183 changes: 183 additions & 0 deletions docs/deploy/bnns.rst
Original file line number Diff line number Diff line change
@@ -0,0 +1,183 @@
.. Licensed to the Apache Software Foundation (ASF) under one
or more contributor license agreements. See the NOTICE file
distributed with this work for additional information
regarding copyright ownership. The ASF licenses this file
to you under the Apache License, Version 2.0 (the
"License"); you may not use this file except in compliance
with the License. You may obtain a copy of the License at

.. http://www.apache.org/licenses/LICENSE-2.0

.. Unless required by applicable law or agreed to in writing,
software distributed under the License is distributed on an
"AS IS" BASIS, WITHOUT WARRANTIES OR CONDITIONS OF ANY
KIND, either express or implied. See the License for the
specific language governing permissions and limitations
under the License.

Relay BNNS Integration
======================
**Author**: `Egor Churaev <https://github.com/echuraev>`_

Introduction
------------

Apple BNNS library is a collection of functions that can be used to construct neural networks
for inference (and train). It’s supported in macOS, iOS, tvOS, and watchOS. BNNS provides
primitives executed on all CPU supported on those platforms and optimized for high performance
and low-energy consumption. This integration will offload as many operators as possible from Relay to BNNS.

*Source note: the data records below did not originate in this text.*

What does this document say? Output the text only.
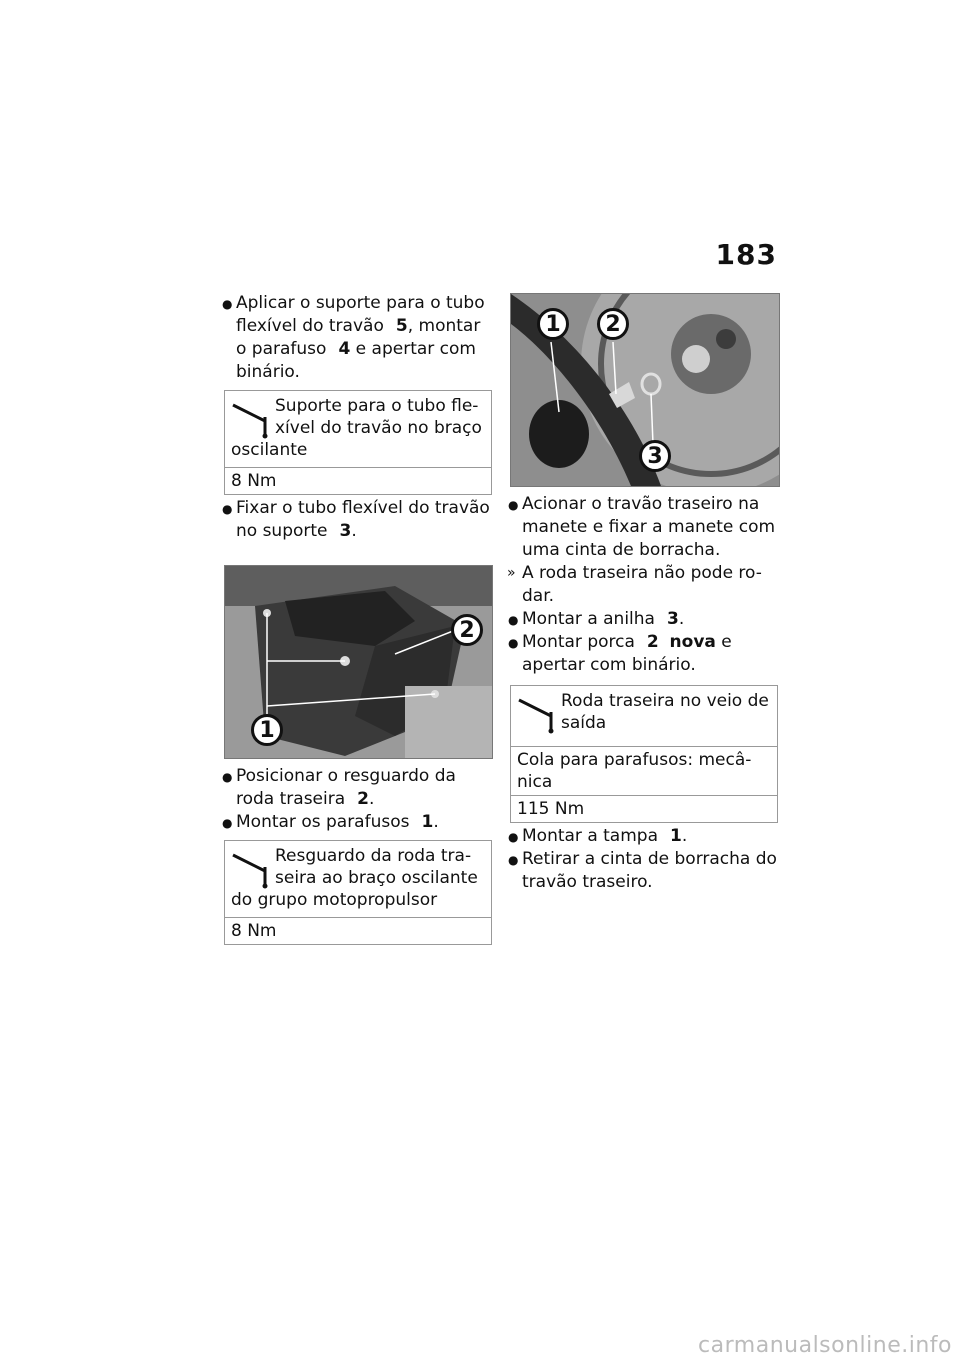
183
● Aplicar o suporte para o tubo
flexível do travão 5, montar
o parafuso 4 e apertar com
binário.
Suporte para o tubo fle-
xível do travão no braço
oscilante
8 Nm
● Fixar o tubo flexível do travão
no suporte 3.
1
2
● Posicionar o resguardo da
roda traseira 2.
● Montar os parafusos 1.
Resguardo da roda tra-
seira ao braço oscilante
do grupo motopropulsor
8 Nm
1	2
3
● Acionar o travão traseiro na
manete e fixar a manete com
uma cinta de borracha.
» A roda traseira não pode ro-
dar.
● Montar a anilha 3.
● Montar porca 2 nova e
apertar com binário.
Roda traseira no veio de
saída
Cola para parafusos: mecâ-
nica
115 Nm
● Montar a tampa 1.
● Retirar a cinta de borracha do
travão traseiro.
carmanualsonline.info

BNNS runtime is a part of platform API and available on all modern Apple operating systems.
Application using BNNS will not depends on any additional external dependencies.

BNNS functions uses Apple private hardware capabilities which are not exposed yet by Apple. Example
of such capabilities can be AMX Apple cpu extension.

This guide will demonstrate how to build TVM with BNNS codegen and runtime enabled. It will also provide example
code to compile and run models using BNNS runtime. Finally, we document the supported operators.

Building TVM with BNNS support
------------------------------

To turn on TVM BNNS codegen and TVM BNNS runtime you need to turn on the only USE_BNNS flag

* USE_BNNS=ON/OFF - This flag will enable compiling a network with offloading subgraphs to BNNS primitives
and will link tvm library to the BNNS runtime module.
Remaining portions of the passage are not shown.